Method: We examined DSF within the 2013 Premier database. The study population consisted of patients ≥ 18 years who underwent a major abdominal procedure (MAP) during the index hospital admission. Hospitals that reported a <1L median DSF and individual cases with a reported DSF of <1L were excluded. To adjust for potential confounds, a DSF propensity model was constructed including factors that could predispose an individual to receive fluid during surgery; including patient characteristics (age, comorbidity, acute organ dysfunction and diagnosis) and disease management factors (day of surgery, procedure, location, surgical approach and duration). Hospital fluid use groups (FUG) were characterized as Low, Medium and High (mean DSF <3 L, 3.00-4.99 L and 5+ L, respectively). Additionally, risk models were constructed for: hospital mortality, post-op pulmonary complications (PPC), post-op cardiac complications (PCC), any post-op complications (POC) and hospital length of stay (LOS).

Results: The analysis set consisted of 36,252 discharges from 393 hospitals. The mean patient age was 62.9 and 45.5% were male, with no substantial differences in patient characteristics or outcomes between included and excluded hospitals. The mean DOS fluid use was 4.2 L, with 21% receiving 6L or more. While patient case mix and surgical characteristics did not vary greatly between hospitals, there was significant variation in DSF administered between hospitals. The proportion of patients receiving 6+L DSF varied greatly by FUG, where only 5.8% of cases at Low hospitals (22% of hospitals) received 6+L DSF, High hospitals (26% of hospitals) exposed 40.5% of patients to 6+L DSF. The propensity model accounted for slightly more than a quarter of the variation in DSF (R2=27.2%). However, the exclusion of FUG resulted in R2 dropping to 6.1%, indicating that most of the variation was came not from patient or procedural details, but simply from hospital practice. Notably, above DSF of 5 L the actual mortality was significantly greater than expected (p< 0.05 at 6L DSF). Those having 6+ L DSF had an observed hospital mortality rate 48% higher than expected (5.6% vs. 3.6%, p<0.0001, Figure 1).
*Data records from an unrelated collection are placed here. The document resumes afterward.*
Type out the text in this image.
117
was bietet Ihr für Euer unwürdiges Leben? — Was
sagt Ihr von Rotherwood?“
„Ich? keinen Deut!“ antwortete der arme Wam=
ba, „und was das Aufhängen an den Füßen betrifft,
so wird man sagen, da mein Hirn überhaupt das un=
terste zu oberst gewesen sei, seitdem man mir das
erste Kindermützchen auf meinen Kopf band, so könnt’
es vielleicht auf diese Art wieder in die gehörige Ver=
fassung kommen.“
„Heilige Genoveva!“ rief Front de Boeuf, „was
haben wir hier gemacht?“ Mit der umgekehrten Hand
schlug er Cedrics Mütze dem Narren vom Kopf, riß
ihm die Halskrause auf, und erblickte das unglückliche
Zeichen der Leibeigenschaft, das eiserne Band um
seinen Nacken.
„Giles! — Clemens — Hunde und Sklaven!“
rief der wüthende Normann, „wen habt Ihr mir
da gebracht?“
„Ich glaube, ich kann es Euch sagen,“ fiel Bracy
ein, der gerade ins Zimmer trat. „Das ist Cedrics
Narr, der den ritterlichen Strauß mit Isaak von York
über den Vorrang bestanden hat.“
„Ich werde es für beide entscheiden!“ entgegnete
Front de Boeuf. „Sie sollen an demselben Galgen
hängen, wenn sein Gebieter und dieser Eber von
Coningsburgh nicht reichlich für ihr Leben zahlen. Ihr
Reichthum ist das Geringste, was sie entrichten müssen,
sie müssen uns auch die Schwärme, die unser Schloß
The same pattern was found across all patient, disease and surgery related subgroups; and was found in other outcomes as well including PPC (p<0.0001), and PCC (p<0.001), POC (p<0.001) and LOS (with an addition of 0.65 days per patient, p<0.001).

Conclusions: Study results suggest that DSF of 6+L is associated with harm to patients across a number of outcomes and that this level of DSF is primarily driven by hospital practice and not patient or disease factors. This relationship was observed in the raw outcomes and maintained when patient and surgical details were included in the risk adjustment. Having more hospitals adopt a goal oriented approach to DSF management could have a substantial impact on patient outcomes and perioperative inpatient resource utilization.